46 There was no evidence as to the relative size, in the overall revenue of the applicant, of contributions received from the various categories of members; nor as to the relative size, in the overall outlays of the applicant, of benefits paid to those various categories. In financial terms, therefore, the court does not know whether the centre of gravity of the applicant's operations lay in that part of its membership in relation to which it claims to be different, especially Navy families. However, counsel for the applicant provided, without objection, certain information as to the composition of the applicant's membership in 2001 which was said to be typical. At that time, 21.5% of members were current serving military personnel and 37.2% of members had been serving military personnel and had carried over their memberships after discharge. Apparently a very small number of the latter had been in the Army or the Air Force.
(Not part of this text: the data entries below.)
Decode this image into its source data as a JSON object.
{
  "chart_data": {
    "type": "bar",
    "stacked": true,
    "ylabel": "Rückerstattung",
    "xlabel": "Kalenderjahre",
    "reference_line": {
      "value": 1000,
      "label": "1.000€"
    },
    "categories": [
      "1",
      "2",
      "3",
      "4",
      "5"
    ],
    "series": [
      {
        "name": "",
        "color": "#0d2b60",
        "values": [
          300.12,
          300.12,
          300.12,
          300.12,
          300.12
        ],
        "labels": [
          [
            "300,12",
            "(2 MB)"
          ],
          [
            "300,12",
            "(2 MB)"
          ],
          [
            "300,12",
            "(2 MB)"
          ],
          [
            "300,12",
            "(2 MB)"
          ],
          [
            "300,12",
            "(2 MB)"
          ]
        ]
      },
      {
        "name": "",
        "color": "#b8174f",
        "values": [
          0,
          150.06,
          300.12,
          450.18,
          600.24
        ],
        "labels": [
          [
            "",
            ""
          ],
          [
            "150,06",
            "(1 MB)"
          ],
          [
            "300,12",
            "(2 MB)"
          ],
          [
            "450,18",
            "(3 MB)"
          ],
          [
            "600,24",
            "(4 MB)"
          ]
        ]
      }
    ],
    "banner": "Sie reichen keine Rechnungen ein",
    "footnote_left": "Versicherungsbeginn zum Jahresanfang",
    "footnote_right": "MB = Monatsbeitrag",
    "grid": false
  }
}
The remaining 41.3% of members were distributed among the other membership categories, but counsel for the applicant were able to go no further than to inform me that this group would have consisted of those who had been in the forces but who either had not had continuous unbroken membership or had joined for the first time only after discharge, and those who were "civilian members". Again without objection, counsel informed that his instructions were that less than 10% of the applicant's members were "civilian". Other than may be implicit by exclusion of the other classes, counsel did not specify what they meant by "civilian". Some classes of membership should obviously be so described - eg (d)-(f), (i) and (j). Others may be less clear - eg persons eligible under class (k), such as the adult (and no longer dependent) children of serving or former members of the forces.